Mögliche Duplikate: physical.stackexchange.com/q/17227/2451 und Links darin.
@Qmechanic Diese Frage fragt speziell (und konzentriert sich darauf), warum Neutrinos kleine Schwankungen auswaschen würden. Daher würden die Antworten auf diese Frage für diese Frage nicht ausreichen und umgekehrt

Antworten (2)

Wir wissen, dass Materie zu Beginn gleichmäßig verteilt war, weil der kosmische Mikrowellenhintergrund außerordentlich homogen ist. Und doch wissen wir, dass die ersten Galaxien kaum eine halbe Milliarde Jahre nach dem Urknall entstanden . Die Aggregation von Materie zu großen Gravitationsstrukturen war also außerordentlich schnell.
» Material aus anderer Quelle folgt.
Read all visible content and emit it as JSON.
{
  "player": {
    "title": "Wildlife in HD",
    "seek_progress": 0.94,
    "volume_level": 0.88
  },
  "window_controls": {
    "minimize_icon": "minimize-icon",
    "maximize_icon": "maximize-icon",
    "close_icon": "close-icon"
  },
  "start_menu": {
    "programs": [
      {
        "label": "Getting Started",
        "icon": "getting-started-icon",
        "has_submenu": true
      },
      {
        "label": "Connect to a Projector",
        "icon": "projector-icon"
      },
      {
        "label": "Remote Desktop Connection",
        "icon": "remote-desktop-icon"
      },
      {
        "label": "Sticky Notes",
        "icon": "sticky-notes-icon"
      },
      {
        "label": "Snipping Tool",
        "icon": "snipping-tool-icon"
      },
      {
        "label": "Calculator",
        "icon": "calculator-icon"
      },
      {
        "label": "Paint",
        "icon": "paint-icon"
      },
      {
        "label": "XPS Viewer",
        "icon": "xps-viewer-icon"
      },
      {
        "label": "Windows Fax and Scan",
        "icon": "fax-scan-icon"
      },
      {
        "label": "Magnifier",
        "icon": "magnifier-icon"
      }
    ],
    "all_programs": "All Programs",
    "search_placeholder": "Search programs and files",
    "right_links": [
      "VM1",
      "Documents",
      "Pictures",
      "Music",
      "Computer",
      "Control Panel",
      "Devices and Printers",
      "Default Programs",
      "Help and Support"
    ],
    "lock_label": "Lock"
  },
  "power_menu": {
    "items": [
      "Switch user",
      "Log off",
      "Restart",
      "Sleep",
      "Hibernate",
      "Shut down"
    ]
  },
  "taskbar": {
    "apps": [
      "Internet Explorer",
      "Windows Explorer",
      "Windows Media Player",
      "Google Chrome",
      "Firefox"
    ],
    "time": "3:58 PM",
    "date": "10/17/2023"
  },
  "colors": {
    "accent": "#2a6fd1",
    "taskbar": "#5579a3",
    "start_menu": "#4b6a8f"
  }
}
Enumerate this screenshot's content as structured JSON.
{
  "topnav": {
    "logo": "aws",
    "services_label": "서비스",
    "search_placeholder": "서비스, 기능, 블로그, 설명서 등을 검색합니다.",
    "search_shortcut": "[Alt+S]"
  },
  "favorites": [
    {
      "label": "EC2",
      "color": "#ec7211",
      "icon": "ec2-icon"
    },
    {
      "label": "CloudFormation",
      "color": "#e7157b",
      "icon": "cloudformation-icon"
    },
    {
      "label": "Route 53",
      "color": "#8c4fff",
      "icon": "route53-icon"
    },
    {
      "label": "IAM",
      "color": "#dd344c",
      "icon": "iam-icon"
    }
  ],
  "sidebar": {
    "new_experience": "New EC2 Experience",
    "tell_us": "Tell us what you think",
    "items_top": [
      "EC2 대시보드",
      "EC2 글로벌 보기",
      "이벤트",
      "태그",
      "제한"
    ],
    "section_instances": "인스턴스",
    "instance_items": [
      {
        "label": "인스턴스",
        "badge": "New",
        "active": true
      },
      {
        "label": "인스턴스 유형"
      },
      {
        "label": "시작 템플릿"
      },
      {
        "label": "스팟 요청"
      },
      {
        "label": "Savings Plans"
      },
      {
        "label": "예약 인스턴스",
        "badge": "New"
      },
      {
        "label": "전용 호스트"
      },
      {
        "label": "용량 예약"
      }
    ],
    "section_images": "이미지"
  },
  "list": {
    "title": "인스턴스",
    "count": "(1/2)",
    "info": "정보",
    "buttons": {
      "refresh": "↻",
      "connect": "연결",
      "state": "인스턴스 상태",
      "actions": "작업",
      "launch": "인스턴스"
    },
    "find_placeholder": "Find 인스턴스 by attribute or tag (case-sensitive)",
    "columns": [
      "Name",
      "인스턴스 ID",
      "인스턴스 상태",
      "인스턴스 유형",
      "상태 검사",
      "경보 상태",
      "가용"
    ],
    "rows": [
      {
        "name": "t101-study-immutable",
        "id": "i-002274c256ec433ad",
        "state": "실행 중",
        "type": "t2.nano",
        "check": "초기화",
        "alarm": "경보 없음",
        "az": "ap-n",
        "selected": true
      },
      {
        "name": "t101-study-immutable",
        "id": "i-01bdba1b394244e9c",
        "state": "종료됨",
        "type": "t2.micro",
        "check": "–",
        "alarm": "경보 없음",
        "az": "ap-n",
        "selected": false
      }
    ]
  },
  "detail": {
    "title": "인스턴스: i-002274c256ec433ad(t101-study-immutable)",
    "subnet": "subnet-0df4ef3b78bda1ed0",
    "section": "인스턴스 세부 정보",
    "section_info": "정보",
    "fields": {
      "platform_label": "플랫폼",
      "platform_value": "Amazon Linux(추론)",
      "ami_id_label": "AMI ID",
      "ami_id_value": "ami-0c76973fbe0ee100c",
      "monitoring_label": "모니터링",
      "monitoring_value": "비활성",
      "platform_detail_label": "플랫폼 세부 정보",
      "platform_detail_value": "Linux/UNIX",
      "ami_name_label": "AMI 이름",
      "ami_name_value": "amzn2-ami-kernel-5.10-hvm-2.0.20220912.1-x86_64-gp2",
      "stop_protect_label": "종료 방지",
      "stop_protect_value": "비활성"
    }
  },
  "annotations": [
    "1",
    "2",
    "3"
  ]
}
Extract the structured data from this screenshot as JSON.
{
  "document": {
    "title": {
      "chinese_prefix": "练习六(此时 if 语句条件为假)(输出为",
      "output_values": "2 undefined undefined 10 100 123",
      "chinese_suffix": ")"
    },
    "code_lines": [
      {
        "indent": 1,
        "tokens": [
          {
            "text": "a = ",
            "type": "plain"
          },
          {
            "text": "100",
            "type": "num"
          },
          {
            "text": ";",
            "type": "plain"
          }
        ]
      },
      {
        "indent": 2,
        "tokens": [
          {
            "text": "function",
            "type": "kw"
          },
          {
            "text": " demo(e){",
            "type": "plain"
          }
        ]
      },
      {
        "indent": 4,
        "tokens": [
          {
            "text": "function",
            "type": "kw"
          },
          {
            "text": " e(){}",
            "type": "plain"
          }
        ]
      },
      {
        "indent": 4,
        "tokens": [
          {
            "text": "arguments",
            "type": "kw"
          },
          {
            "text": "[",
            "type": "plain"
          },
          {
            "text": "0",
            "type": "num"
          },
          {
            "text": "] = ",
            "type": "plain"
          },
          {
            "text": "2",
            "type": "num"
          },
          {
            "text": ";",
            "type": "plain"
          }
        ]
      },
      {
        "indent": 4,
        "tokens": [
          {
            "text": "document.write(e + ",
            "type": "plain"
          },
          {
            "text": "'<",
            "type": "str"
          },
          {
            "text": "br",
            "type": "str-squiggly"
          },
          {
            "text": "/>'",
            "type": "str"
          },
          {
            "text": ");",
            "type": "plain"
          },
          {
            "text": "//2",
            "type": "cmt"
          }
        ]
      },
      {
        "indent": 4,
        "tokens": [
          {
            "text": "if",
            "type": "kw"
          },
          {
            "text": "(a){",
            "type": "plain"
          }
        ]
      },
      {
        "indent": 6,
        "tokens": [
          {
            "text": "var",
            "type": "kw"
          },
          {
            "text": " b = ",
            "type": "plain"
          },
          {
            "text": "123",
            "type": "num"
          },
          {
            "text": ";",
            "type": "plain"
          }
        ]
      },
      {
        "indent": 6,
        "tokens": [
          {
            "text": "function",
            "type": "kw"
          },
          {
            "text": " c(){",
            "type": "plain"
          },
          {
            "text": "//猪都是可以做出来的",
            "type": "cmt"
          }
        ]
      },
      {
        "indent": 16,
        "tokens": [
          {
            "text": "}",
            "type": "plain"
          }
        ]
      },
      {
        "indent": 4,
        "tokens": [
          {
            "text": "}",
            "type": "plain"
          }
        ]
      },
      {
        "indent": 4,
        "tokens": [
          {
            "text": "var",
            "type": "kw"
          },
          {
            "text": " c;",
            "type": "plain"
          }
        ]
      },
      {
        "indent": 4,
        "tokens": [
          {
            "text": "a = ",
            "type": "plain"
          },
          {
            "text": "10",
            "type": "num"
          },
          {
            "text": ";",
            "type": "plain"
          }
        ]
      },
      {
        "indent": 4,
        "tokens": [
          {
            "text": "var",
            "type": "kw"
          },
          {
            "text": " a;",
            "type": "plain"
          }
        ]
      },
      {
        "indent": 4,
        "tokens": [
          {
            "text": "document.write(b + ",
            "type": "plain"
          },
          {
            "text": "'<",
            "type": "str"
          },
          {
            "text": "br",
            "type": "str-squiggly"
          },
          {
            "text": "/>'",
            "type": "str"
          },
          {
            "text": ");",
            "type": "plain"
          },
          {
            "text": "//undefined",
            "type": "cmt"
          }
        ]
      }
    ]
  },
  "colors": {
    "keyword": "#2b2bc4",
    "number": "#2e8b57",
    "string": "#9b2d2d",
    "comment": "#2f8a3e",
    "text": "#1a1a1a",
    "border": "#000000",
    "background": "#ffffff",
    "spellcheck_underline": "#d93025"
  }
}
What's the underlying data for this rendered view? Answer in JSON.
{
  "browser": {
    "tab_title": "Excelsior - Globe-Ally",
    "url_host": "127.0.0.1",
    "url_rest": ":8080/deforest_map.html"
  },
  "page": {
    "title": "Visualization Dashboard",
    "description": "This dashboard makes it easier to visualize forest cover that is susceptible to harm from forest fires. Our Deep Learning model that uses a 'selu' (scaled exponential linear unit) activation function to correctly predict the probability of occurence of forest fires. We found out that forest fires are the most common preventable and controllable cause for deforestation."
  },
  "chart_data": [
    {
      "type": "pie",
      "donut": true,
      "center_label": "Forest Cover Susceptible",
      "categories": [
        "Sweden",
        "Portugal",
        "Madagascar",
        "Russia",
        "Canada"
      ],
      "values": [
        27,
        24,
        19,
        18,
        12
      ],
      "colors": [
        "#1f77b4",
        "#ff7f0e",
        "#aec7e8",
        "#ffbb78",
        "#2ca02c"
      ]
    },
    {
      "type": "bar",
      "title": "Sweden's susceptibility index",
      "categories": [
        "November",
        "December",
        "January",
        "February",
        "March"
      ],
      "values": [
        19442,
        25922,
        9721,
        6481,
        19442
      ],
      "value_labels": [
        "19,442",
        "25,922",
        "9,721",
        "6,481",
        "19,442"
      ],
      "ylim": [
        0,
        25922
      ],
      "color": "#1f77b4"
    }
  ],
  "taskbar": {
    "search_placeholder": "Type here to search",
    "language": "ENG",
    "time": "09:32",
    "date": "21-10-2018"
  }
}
Es ist relativ einfach zu modellieren, wie schnell die im CMB beobachteten Störungen gewachsen wären, indem verschiedene Bedingungen wie die Dichte der Materie berücksichtigt wurden, und im Allgemeinen ist die Wachstumsrate schnell genug, wenn wir mit kalter dunkler Materie beginnen. NB: Sichtbare Materie hätte alleine nicht so schnell Galaxien erschaffen können, weil ihre Dichte einfach nicht groß genug ist. Die Galaxien bildeten sich so schnell, weil die dunkle Materie mit viel höherer Dichte gravitativ gebundene Strukturen bilden konnte und die baryonische Materie ihr in die Vertiefungen folgte.

Beim Urknall wurden Neutrinos jedoch mit relativistischen Geschwindigkeiten erzeugt, und es ist äußerst schwierig, gravitativ gebundene Strukturen aus sich schnell bewegenden Objekten zu bilden. Die Geschwindigkeit der Objekte wird immer weit über den lokalen Fluchtgeschwindigkeiten liegen. Wenn alle dunkle Materie Neutrinos wären, würde es eine enorme Zeit dauern, gravitativ gebundene Strukturen zu bilden, weil es für Neutrinos äußerst schwierig ist, ihre Energie zu verlieren und ausreichend zu verlangsamen.

Und deshalb kann die dunkle Materie keine Neutrinos sein. Es ist nicht so, dass die Neutrinos in irgendeiner Weise baryonische Materie daran hindern, gravitativ gebundene Strukturen zu bilden, sondern dass baryonische Materie die Hilfe der Dunklen Materie benötigt, um diese Strukturen schnell genug zu bilden. Neutrinos hätten diese Hilfe nicht leisten können.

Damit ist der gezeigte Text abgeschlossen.